Officials within AVMA, which runs the accreditation system for veterinary institutions, did not return phone calls seeking comment on the report or the study's analysis. But Dr. Norman Willis, whose consulting firm conducted the project, says the long-range report simply encourages stakeholders to prepare for a range of possible futures.

"Forty-five recommendations came out of this study, but the fundamental proposal was for a modified system for veterinary education — a significant change from the present," says Willis, former chief veterinarian of Canada and president of Ontario-based Norm Willis Group. "Changes of this magnitude will take significant time. ... But right now, there are already opportunities that veterinarians cannot make a contribution to because of their skill set and deficiencies in numbers."

Exploring inequities

It's no secret that the country's increasingly female veterinary student body is disproportionately focused on small-animal medicine, creating a shortage within food-animal, public health and research arenas. The nation's 2,600 graduates entering the workforce each year aren't keeping pace with openings in virtually all job sectors, putting pressure on under-funded veterinary programs to add more DVM seats.

Dr. Bennie Osburn

Such deficiencies are largely anecdotal, but concrete data exposing the job market is expected to emanate from the National Academies work. Dr. Lance Perryman, AAVMC president and dean of Colorado State University's veterinary program, predicts the study will reveal a shortage of veterinarians in all areas, including small-animal practice.
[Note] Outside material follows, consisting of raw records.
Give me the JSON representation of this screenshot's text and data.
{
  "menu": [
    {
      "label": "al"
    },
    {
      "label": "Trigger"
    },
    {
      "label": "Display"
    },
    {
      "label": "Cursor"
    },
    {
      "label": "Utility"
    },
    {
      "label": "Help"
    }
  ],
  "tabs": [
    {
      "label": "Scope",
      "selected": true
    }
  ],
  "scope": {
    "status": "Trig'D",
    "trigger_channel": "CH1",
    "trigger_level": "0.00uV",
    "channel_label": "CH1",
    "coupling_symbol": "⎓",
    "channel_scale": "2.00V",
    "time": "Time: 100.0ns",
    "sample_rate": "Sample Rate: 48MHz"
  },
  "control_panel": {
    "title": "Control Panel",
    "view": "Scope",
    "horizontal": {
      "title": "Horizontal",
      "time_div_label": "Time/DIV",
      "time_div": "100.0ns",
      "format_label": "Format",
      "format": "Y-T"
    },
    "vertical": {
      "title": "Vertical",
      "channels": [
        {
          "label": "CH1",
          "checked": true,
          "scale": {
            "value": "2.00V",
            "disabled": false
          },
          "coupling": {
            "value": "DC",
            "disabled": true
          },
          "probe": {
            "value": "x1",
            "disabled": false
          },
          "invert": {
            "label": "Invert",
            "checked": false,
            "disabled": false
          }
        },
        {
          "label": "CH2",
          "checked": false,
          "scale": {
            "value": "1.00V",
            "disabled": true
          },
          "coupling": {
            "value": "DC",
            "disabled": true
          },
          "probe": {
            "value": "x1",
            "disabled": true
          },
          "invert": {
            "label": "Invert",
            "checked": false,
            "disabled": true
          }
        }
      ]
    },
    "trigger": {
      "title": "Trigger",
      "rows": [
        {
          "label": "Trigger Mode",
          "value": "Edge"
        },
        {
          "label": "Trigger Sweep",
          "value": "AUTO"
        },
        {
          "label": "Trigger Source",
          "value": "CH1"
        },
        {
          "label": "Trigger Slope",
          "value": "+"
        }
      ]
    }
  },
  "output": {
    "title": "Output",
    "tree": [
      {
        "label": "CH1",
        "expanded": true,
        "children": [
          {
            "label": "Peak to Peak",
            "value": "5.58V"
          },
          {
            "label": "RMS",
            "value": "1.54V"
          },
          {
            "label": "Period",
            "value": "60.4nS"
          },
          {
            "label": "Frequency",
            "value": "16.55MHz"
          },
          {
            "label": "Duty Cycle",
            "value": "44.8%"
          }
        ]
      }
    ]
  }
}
Changes are necessary for veterinary medicine to remain relevant in the future. Yet huge hurdles exist to overhauling current accreditation, teaching and licensure systems, he says.
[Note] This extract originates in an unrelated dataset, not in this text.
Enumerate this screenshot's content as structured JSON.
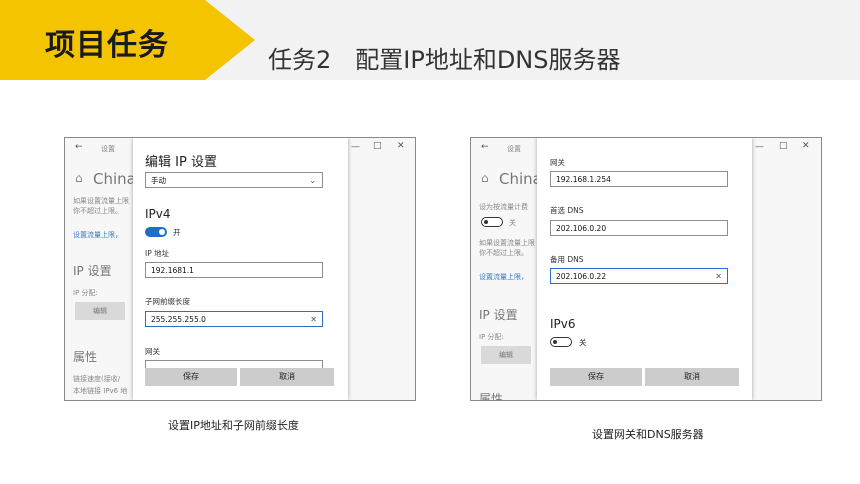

"Admission to veterinary schools are flat right now, and at the same time, academic veterinary medicine does not have the space, facilities and funding to educate the number of DVMs needed to meet society's needs," Perryman says. "Despite the obstacles, we need to buy into this concept of a focused educational experience and focused licensure. It will take some time and conversation, but I think all of these challenges can be met."

On the move

Dr. Bennie Osburn appears equally optimistic and eager to implement change. The dean of the University of California-Davis School of Veterinary Medicine plans to gently increase the program's tracking toward dairy practice. He notes the California Veterinary Medical Association is in talks with the state's regulatory board to define the possibility of limiting licensure and there's a push among The Regents of the University of California to fund a new veterinary school with a clinical focus near San Diego.
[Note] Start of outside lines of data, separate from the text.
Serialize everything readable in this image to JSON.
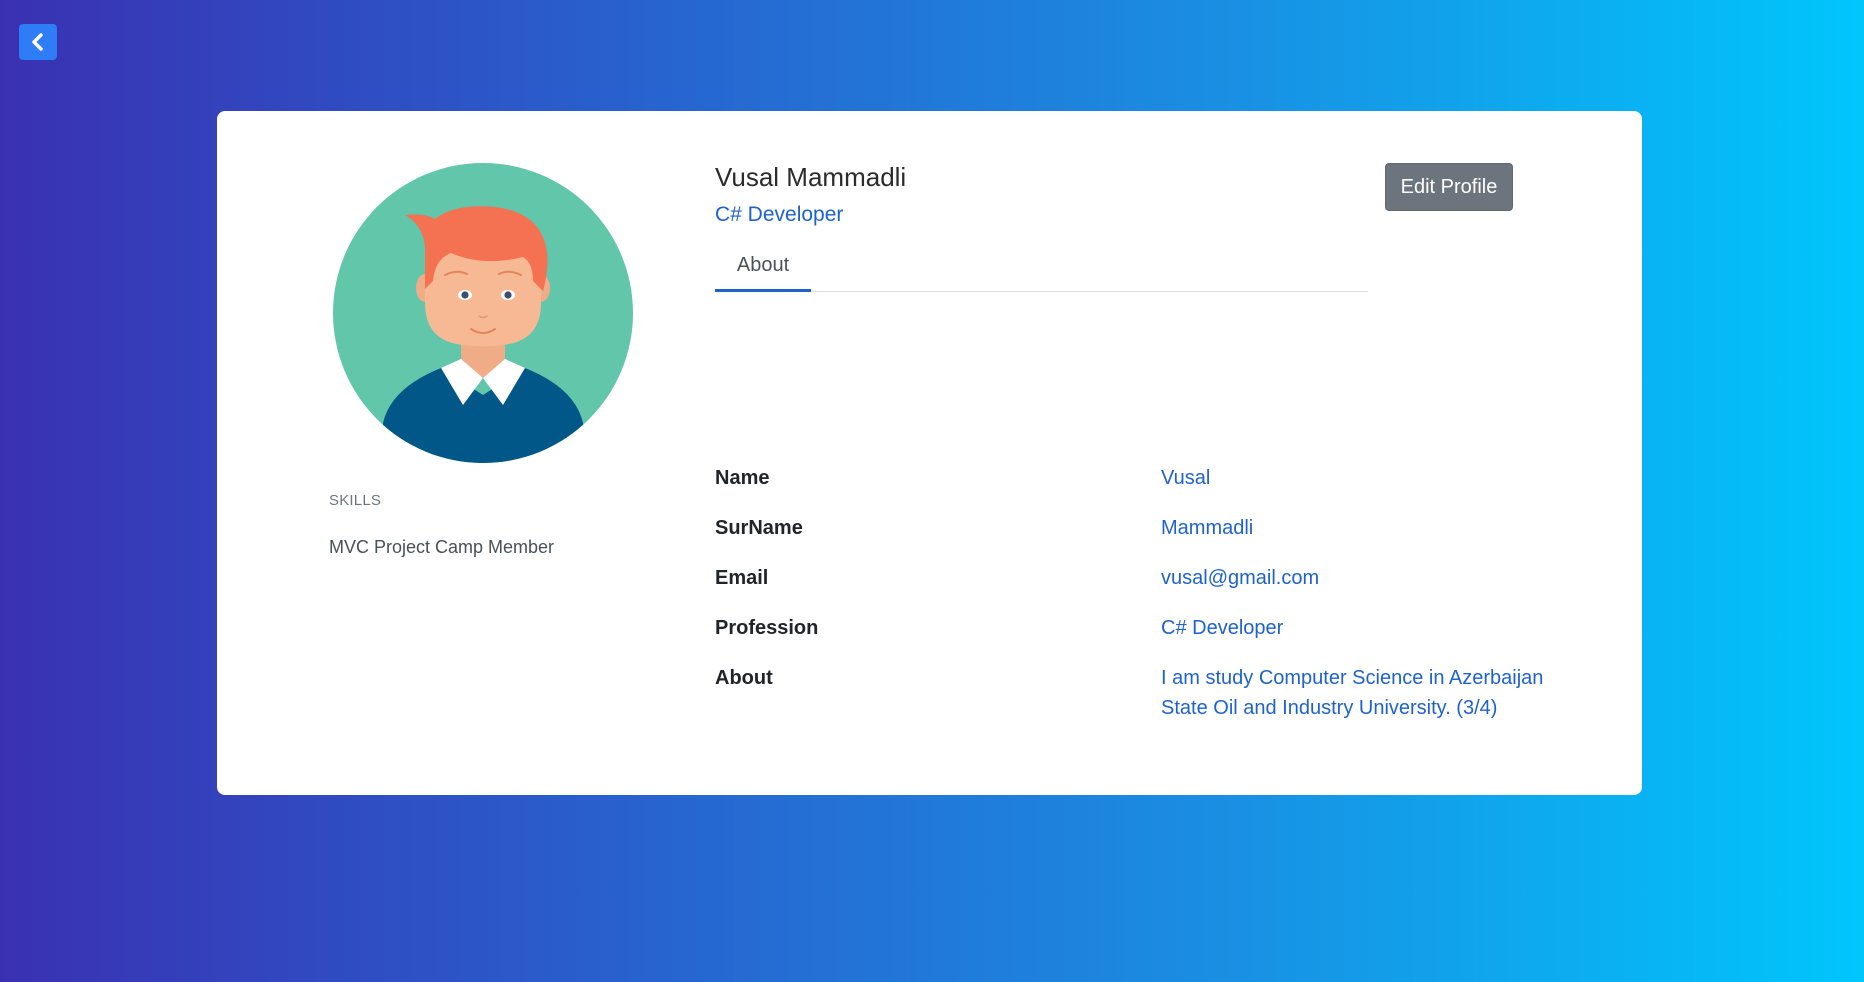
{
  "profile": {
    "name": "Vusal Mammadli",
    "title": "C# Developer",
    "edit_button_label": "Edit Profile"
  },
  "tabs": [
    {
      "label": "About",
      "active": true
    }
  ],
  "skills": {
    "heading": "SKILLS",
    "items": [
      "MVC Project Camp Member"
    ]
  },
  "about_fields": [
    {
      "label": "Name",
      "value": "Vusal"
    },
    {
      "label": "SurName",
      "value": "Mammadli"
    },
    {
      "label": "Email",
      "value": "vusal@gmail.com"
    },
    {
      "label": "Profession",
      "value": "C# Developer"
    },
    {
      "label": "About",
      "value": "I am study Computer Science in Azerbaijan State Oil and Industry University. (3/4)"
    }
  ],
  "icons": {
    "back": "chevron-left-icon",
    "avatar": "user-avatar-illustration"
  },
  "colors": {
    "accent": "#1e62d0",
    "back_button": "#2e7cf6",
    "edit_button": "#6c757d",
    "avatar_background": "#62c6aa",
    "gradient_start": "#3a31b2",
    "gradient_end": "#00c6fc"
  }
}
"We think focused programs and tracking is a good way to go," he says. "It allows us to put out a new graduate product that's better prepared to serve the industries we need outside of companion-animal practice. I think tracking veterinary programs as well as licensure is a logical step forward as long as we are assured there's a reasonable means of preparing individuals who want to make major steps in changing career directions."

Anticipated resistance

While the report's reception among veterinary leaders in academia has incited largely positive reactions, the concept of tracking licensure and limiting the current workforce's authority to certain areas isn't expected to bode well among DVMs.

While human medicine does not employ such licensure restrictions, regulatory boards and legal constraints have created an environment that facilitates educational tracking and specialization.

The concept might be a tough sell in veterinary medicine, but it's necessary to prepare for a future that's changing, Willis says.

"Making it so a veterinarian wouldn't be licensed in all fields is a major, major step," he says. "But veterinary medicine is at a transition point. Demands to lengthen the course of education create a problem concerning the student debt load and remuneration. Tracking licensure allows people to focus on a specific area and intensify their expertise as opposed to trying to cover everything. I truly believe that not making this change in this direction is going to hold the profession back."